Wahlfreiheit: Konnte man bisher selbst entscheiden, ob man die ORF-Programme nutzen und mitfinanzieren möchte, hat man diese Wahlmöglichkeit nun nicht mehr. Formel 1, Rosamunde Pilcher und Ö 3 sind aber nicht wie Schulen und Öffis, deren Steuerfinanzierung kaum jemand hinterfragt. Zusätzlich werden Menschen durch die Haushaltsabgabe gezwungen, bei anderem zu sparen, sei es Spotify Premium oder Netflix.

Werbefreiheit: Während viele Medien werbefreie Abos anbieten, gibt es für den öffentlich-rechtlichen ORF diesbezüglich keine Pläne. Warum nicht, wo bleibt diese Diskussion? Durch die Digitalnovelle wird der ORF wahrscheinlich mehr digitale Inhalte produzieren und vermarkten dürfen – zusätzlich zur Haushaltsabgabe und Erlösen aus TV- und Radiowerbung.

Transparenz: Wer vom Geld der Bürger finanziert wird, sollte transparent Rechenschaft darüber ablegen.
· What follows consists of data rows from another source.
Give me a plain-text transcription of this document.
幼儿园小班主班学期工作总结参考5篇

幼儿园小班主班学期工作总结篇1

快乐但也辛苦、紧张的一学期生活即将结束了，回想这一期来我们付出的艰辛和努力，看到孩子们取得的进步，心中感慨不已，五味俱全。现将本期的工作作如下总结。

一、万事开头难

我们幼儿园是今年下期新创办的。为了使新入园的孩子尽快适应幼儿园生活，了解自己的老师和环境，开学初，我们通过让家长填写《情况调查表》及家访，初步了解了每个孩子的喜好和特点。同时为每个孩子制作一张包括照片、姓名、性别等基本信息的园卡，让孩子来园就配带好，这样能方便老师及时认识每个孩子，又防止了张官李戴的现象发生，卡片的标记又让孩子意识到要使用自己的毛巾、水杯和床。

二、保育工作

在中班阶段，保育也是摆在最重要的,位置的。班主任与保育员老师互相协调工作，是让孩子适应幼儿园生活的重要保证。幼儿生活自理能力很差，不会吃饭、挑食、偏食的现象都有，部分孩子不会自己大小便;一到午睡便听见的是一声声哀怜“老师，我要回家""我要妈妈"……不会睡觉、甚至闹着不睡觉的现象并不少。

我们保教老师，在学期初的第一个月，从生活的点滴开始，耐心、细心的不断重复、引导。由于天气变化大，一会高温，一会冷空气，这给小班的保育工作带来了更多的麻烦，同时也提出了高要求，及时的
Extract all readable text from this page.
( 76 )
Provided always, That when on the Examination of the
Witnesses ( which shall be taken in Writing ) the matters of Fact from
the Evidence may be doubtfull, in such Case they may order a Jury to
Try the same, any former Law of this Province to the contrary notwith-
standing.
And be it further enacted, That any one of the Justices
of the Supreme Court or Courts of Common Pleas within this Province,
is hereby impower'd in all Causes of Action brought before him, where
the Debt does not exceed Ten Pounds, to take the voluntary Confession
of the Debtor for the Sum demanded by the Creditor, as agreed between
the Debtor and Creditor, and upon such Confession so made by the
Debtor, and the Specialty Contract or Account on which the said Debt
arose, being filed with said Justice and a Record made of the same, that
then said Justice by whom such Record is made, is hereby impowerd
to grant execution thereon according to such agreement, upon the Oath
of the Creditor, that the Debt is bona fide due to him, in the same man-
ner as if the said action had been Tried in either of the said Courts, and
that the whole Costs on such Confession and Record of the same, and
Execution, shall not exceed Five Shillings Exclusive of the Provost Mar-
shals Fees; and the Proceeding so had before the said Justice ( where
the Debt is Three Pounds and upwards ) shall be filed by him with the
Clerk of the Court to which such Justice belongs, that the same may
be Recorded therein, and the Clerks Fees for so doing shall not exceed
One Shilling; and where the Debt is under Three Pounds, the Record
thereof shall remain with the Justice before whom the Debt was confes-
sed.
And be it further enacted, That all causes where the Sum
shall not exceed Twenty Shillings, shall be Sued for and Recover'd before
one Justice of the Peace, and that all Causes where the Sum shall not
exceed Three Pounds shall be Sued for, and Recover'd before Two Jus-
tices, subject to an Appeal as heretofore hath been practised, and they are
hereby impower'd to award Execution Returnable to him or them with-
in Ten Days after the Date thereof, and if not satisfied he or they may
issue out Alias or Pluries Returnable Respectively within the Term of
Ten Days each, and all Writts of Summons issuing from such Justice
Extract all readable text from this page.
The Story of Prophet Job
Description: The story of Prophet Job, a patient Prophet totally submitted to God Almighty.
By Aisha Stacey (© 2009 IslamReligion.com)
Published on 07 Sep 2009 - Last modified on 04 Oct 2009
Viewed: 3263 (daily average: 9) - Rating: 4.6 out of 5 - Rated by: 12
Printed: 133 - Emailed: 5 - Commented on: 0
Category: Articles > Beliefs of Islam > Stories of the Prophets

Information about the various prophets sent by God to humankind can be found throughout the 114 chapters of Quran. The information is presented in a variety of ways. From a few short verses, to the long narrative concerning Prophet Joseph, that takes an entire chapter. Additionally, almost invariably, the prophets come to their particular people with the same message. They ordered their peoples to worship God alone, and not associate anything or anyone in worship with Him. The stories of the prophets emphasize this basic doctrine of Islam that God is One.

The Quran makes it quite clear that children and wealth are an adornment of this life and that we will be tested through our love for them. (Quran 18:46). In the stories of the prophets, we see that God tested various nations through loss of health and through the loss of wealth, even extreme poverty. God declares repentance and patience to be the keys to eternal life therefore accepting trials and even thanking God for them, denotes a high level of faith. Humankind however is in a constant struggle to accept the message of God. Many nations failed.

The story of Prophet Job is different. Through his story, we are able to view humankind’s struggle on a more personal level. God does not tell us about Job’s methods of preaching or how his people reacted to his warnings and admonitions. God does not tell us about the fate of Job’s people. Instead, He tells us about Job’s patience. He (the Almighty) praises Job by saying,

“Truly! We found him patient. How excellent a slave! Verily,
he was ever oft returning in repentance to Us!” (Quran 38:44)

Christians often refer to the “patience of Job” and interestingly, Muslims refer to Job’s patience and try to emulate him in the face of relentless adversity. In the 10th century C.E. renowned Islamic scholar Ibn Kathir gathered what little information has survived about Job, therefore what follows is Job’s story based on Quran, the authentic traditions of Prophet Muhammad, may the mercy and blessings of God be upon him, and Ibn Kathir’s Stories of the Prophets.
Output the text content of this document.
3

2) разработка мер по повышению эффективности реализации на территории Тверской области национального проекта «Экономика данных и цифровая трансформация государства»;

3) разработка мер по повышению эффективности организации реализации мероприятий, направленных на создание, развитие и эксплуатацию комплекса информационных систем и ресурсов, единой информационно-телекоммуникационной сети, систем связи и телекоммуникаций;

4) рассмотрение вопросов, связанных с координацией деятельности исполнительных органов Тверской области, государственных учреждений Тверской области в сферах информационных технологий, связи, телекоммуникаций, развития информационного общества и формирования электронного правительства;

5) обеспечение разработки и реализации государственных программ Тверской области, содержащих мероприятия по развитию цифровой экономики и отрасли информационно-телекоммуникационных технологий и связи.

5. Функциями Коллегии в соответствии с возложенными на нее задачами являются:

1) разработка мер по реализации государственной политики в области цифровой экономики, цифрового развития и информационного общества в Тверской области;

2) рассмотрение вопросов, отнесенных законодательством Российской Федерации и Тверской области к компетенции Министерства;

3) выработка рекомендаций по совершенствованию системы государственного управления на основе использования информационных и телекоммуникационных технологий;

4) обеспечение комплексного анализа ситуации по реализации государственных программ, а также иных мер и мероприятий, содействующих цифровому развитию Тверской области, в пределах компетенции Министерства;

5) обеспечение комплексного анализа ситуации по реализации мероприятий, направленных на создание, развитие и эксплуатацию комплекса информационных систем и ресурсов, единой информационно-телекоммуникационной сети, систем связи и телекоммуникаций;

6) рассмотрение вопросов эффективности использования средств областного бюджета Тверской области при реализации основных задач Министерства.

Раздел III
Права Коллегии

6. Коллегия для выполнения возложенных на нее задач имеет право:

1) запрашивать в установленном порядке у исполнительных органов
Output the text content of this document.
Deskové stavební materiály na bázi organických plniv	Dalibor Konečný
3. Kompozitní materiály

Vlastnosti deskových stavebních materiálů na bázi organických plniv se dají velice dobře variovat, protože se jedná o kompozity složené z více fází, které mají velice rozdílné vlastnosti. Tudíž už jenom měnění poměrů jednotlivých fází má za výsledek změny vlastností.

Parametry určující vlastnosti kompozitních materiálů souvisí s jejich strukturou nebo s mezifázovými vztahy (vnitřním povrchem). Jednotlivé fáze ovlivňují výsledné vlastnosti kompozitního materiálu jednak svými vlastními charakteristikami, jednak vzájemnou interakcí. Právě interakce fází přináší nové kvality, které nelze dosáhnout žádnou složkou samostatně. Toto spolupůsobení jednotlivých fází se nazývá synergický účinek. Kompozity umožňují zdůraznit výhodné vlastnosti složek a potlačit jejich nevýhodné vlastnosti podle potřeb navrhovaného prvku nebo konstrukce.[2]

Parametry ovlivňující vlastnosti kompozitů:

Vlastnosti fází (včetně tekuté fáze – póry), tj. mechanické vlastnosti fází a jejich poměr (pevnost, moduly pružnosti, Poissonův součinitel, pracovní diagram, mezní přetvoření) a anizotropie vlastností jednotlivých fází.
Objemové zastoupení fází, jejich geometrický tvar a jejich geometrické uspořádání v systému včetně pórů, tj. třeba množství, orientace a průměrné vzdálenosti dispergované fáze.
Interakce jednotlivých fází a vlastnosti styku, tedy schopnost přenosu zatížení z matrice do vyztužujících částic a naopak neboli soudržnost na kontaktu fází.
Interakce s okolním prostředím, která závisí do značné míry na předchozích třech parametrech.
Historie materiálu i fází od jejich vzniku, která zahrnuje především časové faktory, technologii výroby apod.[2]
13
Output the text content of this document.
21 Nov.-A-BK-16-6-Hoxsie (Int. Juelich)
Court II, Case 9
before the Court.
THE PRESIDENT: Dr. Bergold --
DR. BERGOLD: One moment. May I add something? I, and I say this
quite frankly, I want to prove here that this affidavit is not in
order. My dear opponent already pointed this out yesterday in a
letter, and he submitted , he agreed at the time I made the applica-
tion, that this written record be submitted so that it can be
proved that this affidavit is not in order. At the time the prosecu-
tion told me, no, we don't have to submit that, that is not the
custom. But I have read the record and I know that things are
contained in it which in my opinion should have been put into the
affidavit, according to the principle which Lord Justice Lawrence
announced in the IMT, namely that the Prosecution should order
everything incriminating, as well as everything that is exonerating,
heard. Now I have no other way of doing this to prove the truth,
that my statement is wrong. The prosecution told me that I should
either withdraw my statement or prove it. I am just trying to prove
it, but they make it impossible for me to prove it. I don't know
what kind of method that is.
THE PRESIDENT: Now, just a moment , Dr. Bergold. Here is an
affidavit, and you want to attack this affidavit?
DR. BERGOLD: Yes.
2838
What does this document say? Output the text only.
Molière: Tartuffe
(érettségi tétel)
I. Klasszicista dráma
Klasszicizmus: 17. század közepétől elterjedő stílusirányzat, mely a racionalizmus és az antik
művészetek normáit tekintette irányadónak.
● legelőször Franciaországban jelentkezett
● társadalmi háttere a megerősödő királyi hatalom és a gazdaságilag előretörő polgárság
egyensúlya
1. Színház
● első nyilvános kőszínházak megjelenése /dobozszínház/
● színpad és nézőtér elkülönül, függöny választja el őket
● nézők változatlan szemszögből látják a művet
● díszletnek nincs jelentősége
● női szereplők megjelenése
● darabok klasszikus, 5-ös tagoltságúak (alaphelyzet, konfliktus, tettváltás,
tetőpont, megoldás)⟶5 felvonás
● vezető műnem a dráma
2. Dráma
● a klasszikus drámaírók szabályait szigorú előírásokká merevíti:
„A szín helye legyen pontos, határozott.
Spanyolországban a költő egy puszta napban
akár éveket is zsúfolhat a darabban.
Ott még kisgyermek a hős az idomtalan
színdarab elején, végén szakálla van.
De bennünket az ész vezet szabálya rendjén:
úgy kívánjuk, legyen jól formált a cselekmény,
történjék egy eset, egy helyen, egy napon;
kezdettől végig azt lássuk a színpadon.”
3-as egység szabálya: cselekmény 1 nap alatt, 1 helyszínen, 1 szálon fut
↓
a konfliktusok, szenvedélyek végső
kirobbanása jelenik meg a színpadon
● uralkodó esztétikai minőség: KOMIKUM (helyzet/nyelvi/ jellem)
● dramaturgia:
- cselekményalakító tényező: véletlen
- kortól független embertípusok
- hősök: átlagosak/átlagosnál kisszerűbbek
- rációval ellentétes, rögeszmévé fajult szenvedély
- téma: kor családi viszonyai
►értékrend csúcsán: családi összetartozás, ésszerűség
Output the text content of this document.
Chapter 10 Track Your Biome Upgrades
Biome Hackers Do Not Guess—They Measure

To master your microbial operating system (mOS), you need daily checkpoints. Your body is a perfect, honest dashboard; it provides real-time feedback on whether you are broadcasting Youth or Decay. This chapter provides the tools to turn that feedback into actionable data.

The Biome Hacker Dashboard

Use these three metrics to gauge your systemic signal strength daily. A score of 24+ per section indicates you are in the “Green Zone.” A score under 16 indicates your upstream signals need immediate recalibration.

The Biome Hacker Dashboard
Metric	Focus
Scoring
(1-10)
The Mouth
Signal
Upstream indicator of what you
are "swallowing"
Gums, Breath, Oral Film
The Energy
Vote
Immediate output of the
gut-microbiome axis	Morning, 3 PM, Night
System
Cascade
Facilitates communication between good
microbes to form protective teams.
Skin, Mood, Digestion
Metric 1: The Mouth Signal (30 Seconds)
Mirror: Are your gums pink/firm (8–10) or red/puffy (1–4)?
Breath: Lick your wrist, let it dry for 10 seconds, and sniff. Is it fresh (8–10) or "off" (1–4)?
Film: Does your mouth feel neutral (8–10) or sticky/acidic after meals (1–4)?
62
Seit Jahren ringt man in Österreich um das Informationsfreiheitsgesetz, das Bürgern ein Recht auf Information von z. B. vom Staat kontrollierten Unternehmen einräumt. Der ORF will aber ausgenommen werden, weil man sich dadurch Wettbewerbsnachteile erwartet – Stichwort Sportrechte und Rabatte bei Werbekunden.

Qualität vor Quote: Der ORF erwirtschaftet hohe Werbeeinnahmen mit reichweitenstarken Programmen. Dies ergibt einen permanenten Zielkonflikt zwischen Qualität und Quote. Solange der ORF weiter reichweitenbasierte Werbung verkauft, wird Qualität ein Nischenprogramm bleiben.

Entpolitisierung: Bisher wurde nicht publik, ob eine Gremienreform des ORF mitverhandelt wird. Wohl kaum, profitierten doch zu viele am Verhandlungstisch von der Politisierung.

Es hätte Alternativen zur Haushaltabgabe gegeben und dringend eine inhaltliche Debatte über den zukünftigen Auftrag des ORF gebraucht, etwa über reduzierte TV- und Radio-Aktivitäten zu Gunsten des Ausbaus der digitalen Kanäle oder auch ein Login für alle, die zahlen wollen. So aber inszeniert die Politik öffentlichkeitswirksam die Forderung nach einem Sparprogramm, erschließt aber gleichzeitig durch die Haushaltsabgabe Hunderttausende zusätzliche Zahler und so auch mittelfristig mehr Geld für den ORF. Was weder ORF noch die Politik bekommen werden: die von der Medienministerin erhoffte “größere Akzeptanz”.

Judith Denkmayr ist Mitarbeiterin der Kleinen Zeitung und war zuvor in führenden Positionen bei mehreren österreichischen Medien tätig und auch selbstständige Unternehmerin.